25 septembre 49 : Truman annonce que l’U.R.S.S. a effectué un premier tir d’une bombe nucléaire en Sibérie.
27 septembre 49 : Dans une interview, Bao Daï affirme son anticommunisme et sa détestation du VM.
Coste-Floret qui avait été volontairement évincé du conseil interministériel (voir 22 septembre) adresse un rapport à Queuille (président du Conseil) pour protester contre le non-lieu prononcé par un jugement militaire et affirme que Revers est l’auteur des fuites. Dans cette affaire, la presse française est pour l’instant muselée par une pression gouvernementale (Gras, 1979, p. 278).
28 septembre 49 : Bao Daï annonce l’envoi de représentants de son gouvernement au Haut-Conseil et à l’Assemblée de l’Union française.
29 septembre 49 : Au Cambodge, mise en place d’un gouvernement Yem Sambaur qui demeurera en place jusqu’au 2 mai 1950 (Jennar, 1995, p. 144).
30 septembre 49 : L’Union des Femmes françaises, de mouvance communiste et opposée au conflit indochinois, demande à être reçue au ministère de la Guerre.
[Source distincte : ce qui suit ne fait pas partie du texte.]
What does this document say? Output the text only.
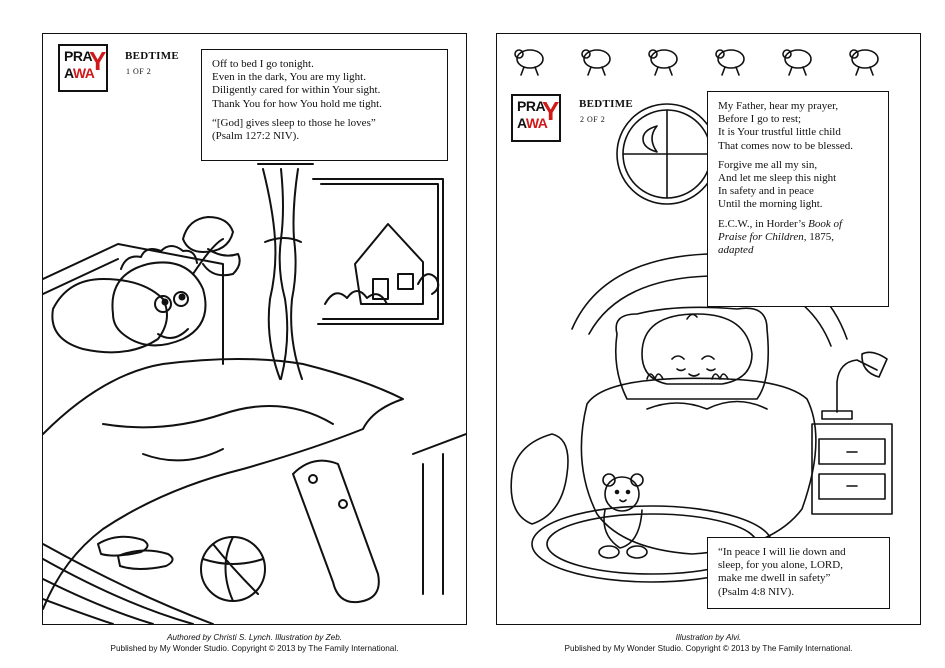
PRA
Y
AWA
BEDTIME
1 OF 2

Off to bed I go tonight.
Even in the dark, You are my light.
Diligently cared for within Your sight.
Thank You for how You hold me tight.

“[God] gives sleep to those he loves”
(Psalm 127:2 NIV).

PRA
Y
AWA
BEDTIME
2 OF 2

My Father, hear my prayer,
Before I go to rest;
It is Your trustful little child
That comes now to be blessed.

Forgive me all my sin,
And let me sleep this night
In safety and in peace
Until the morning light.

E.C.W., in Horder’s Book of
Praise for Children, 1875,
adapted

“In peace I will lie down and
sleep, for you alone, LORD,
make me dwell in safety”
(Psalm 4:8 NIV).

Authored by Christi S. Lynch. Illustration by Zeb.
Published by My Wonder Studio. Copyright © 2013 by The Family International.
Illustration by Alvi.
Published by My Wonder Studio. Copyright © 2013 by The Family International.
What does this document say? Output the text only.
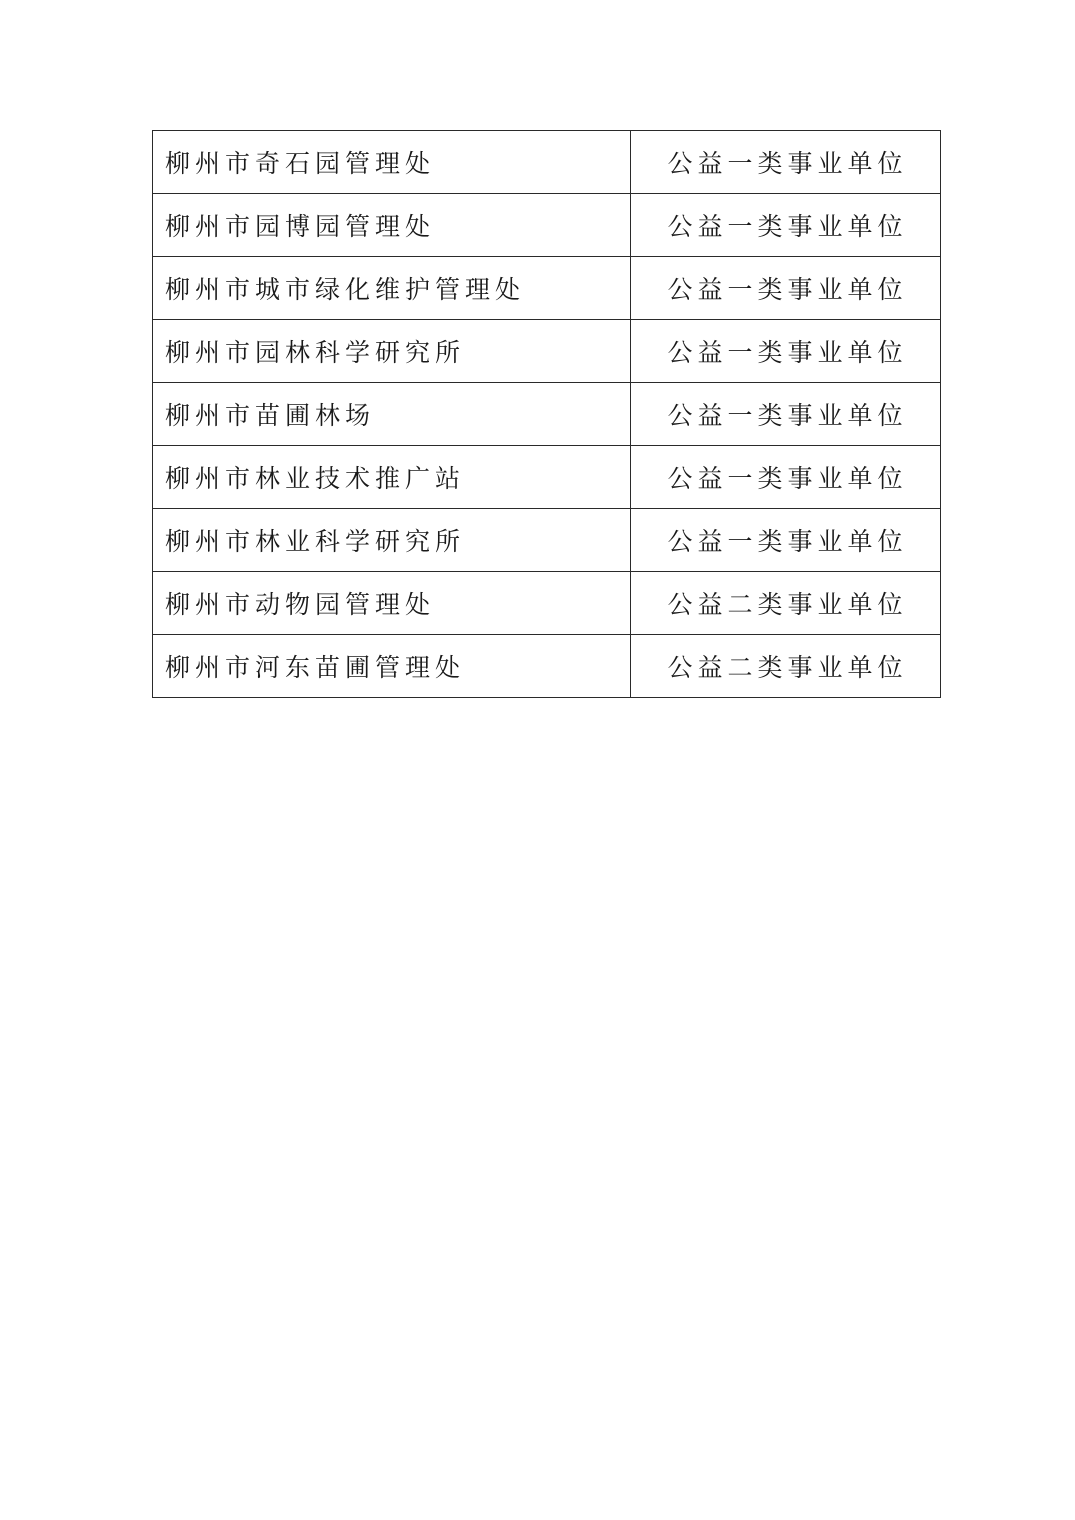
柳州市奇石园管理处	公益一类事业单位
柳州市园博园管理处	公益一类事业单位
柳州市城市绿化维护管理处	公益一类事业单位
柳州市园林科学研究所	公益一类事业单位
柳州市苗圃林场	公益一类事业单位
柳州市林业技术推广站	公益一类事业单位
柳州市林业科学研究所	公益一类事业单位
柳州市动物园管理处	公益二类事业单位
柳州市河东苗圃管理处	公益二类事业单位
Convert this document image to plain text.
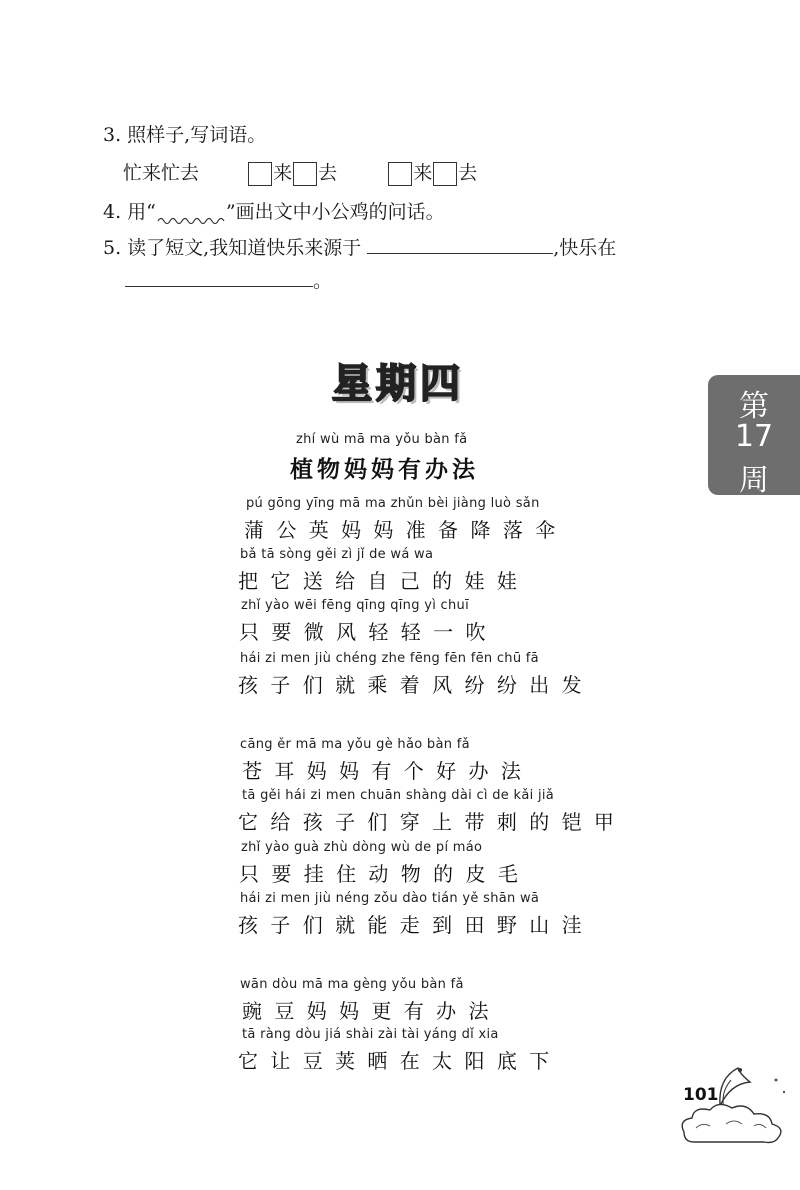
3. 照样子,写词语。
忙来忙去	来 去	来 去
4. 用“	”画出文中小公鸡的问话。
5. 读了短文,我知道快乐来源于	,快乐在
。
星期四	第
17
周
zhí wù mā ma yǒu bàn fǎ
植物妈妈有办法
pú gōng yīng mā ma zhǔn bèi jiàng luò sǎn
蒲 公 英 妈 妈 准 备 降 落 伞
bǎ tā sòng gěi zì jǐ de wá wa
把 它 送 给 自 己 的 娃 娃
zhǐ yào wēi fēng qīng qīng yì chuī
只 要 微 风 轻 轻 一 吹
hái zi men jiù chéng zhe fēng fēn fēn chū fā
孩 子 们 就 乘 着 风 纷 纷 出 发
cāng ěr mā ma yǒu gè hǎo bàn fǎ
苍 耳 妈 妈 有 个 好 办 法
tā gěi hái zi men chuān shàng dài cì de kǎi jiǎ
它 给 孩 子 们 穿 上 带 刺 的 铠 甲
zhǐ yào guà zhù dòng wù de pí máo
只 要 挂 住 动 物 的 皮 毛
hái zi men jiù néng zǒu dào tián yě shān wā
孩 子 们 就 能 走 到 田 野 山 洼
wān dòu mā ma gèng yǒu bàn fǎ
豌 豆 妈 妈 更 有 办 法
tā ràng dòu jiá shài zài tài yáng dǐ xia
它 让 豆 荚 晒 在 太 阳 底 下
101
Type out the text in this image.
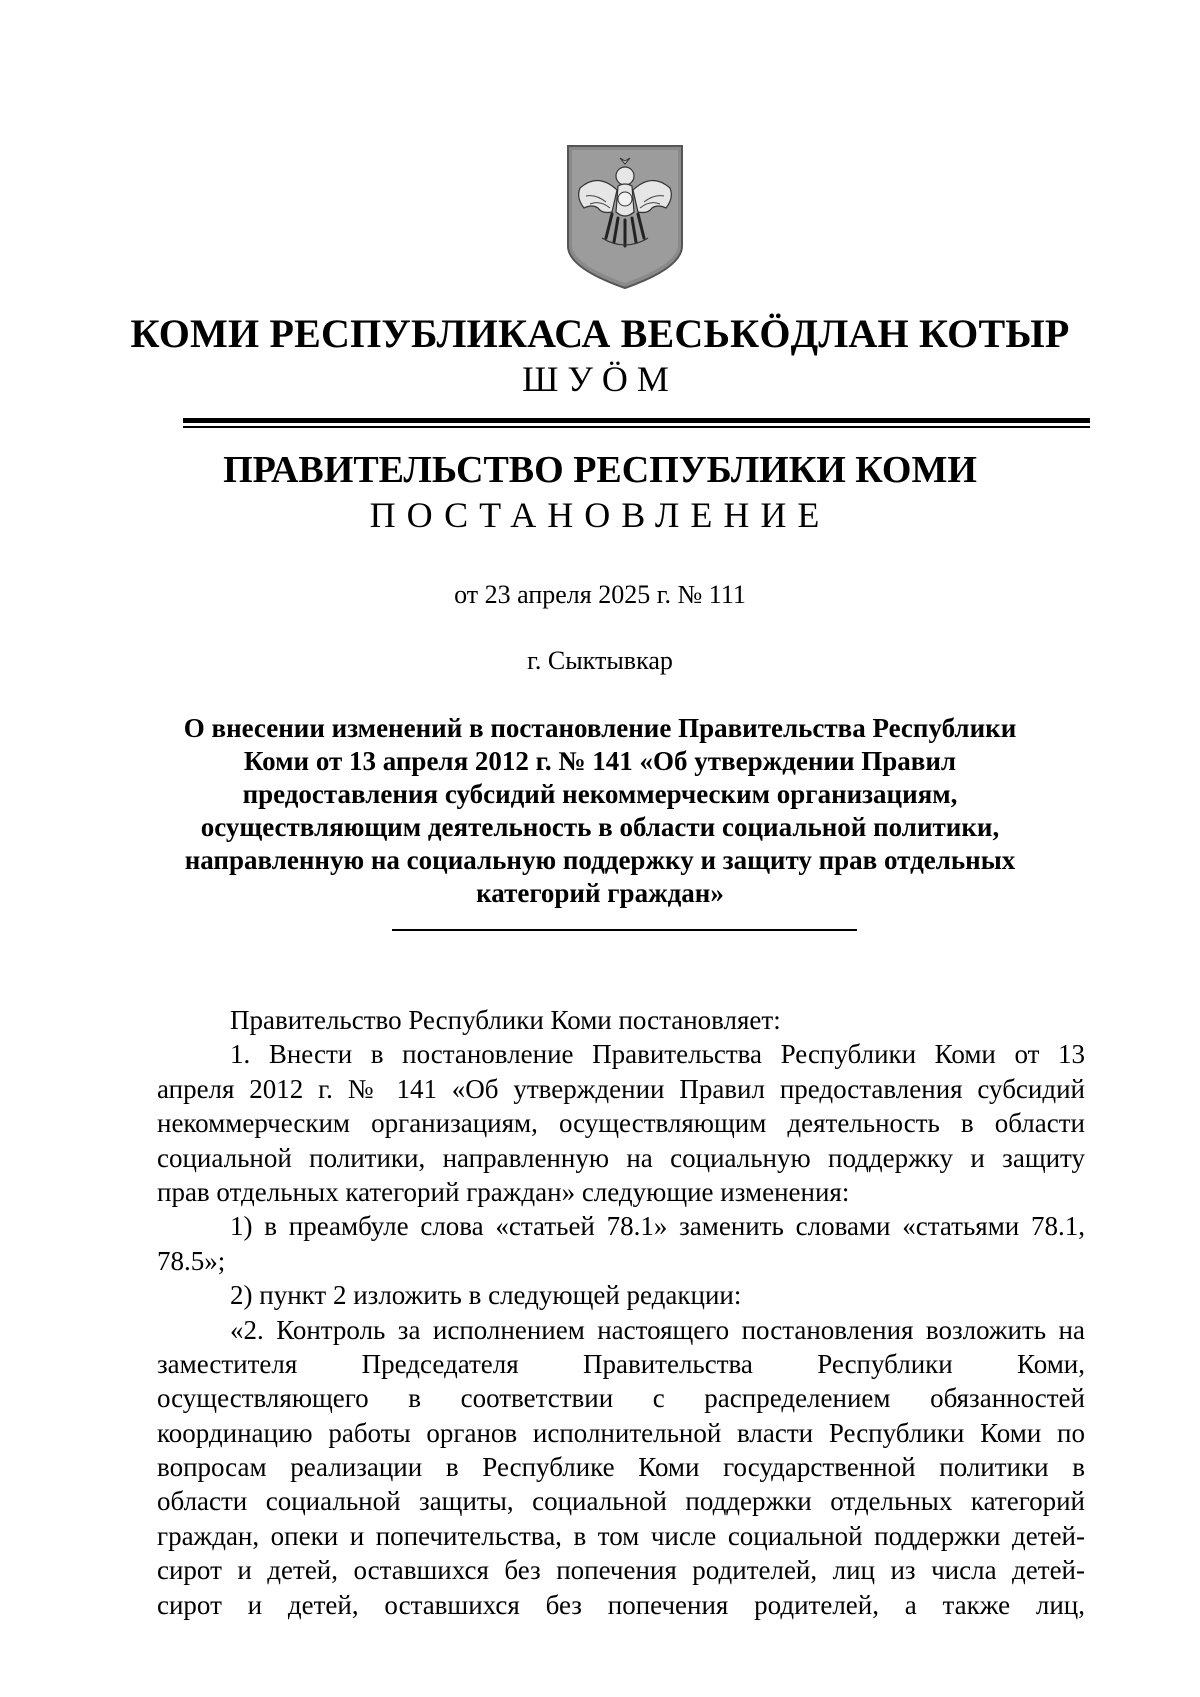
КОМИ РЕСПУБЛИКАСА ВЕСЬКӦДЛАН КОТЫР
ШУӦМ
ПРАВИТЕЛЬСТВО РЕСПУБЛИКИ КОМИ
ПОСТАНОВЛЕНИЕ
от 23 апреля 2025 г. № 111
г. Сыктывкар
О внесении изменений в постановление Правительства Республики
Коми от 13 апреля 2012 г. № 141 «Об утверждении Правил
предоставления субсидий некоммерческим организациям,
осуществляющим деятельность в области социальной политики,
направленную на социальную поддержку и защиту прав отдельных
категорий граждан»
Правительство Республики Коми постановляет:
1. Внести в постановление Правительства Республики Коми от 13
апреля 2012 г. № 141 «Об утверждении Правил предоставления субсидий
некоммерческим организациям, осуществляющим деятельность в области
социальной политики, направленную на социальную поддержку и защиту
прав отдельных категорий граждан» следующие изменения:
1) в преамбуле слова «статьей 78.1» заменить словами «статьями 78.1,
78.5»;
2) пункт 2 изложить в следующей редакции:
«2. Контроль за исполнением настоящего постановления возложить на
заместителя Председателя Правительства Республики Коми,
осуществляющего в соответствии с распределением обязанностей
координацию работы органов исполнительной власти Республики Коми по
вопросам реализации в Республике Коми государственной политики в
области социальной защиты, социальной поддержки отдельных категорий
граждан, опеки и попечительства, в том числе социальной поддержки детей-
сирот и детей, оставшихся без попечения родителей, лиц из числа детей-
сирот и детей, оставшихся без попечения родителей, а также лиц,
Selon une des participantes, la délégation était uniquement composée de veuves, de mères ou de sœurs de soldats tués en Indochine. Ramadier refuse de les recevoir et la police charge le rassemblement (Ruscio, 1985, p. 240).
Fin septembre 49 : Une vingtaine d’étudiants cambodgiens débarquent à Marseille à bord du Jamaïque. Parmi eux un dénommé Saloth Sar, le futur Pol Pot. Ce dernier rejoint Paris pour y mener ses études de radioélectricité qu’il mènera avec une certaine désinvolture durant plus de trois ans. Faute de passer ses examens et du fait de ses fréquentions politiques d’extrême gauche, il se verra retirer sa bourse (Chandler, 1993, pp. 52-53 ; Richer, 2009, p. 19). Il adhèrera au P.C.F. probablement en 1952 (Deron, 2009, p. 262).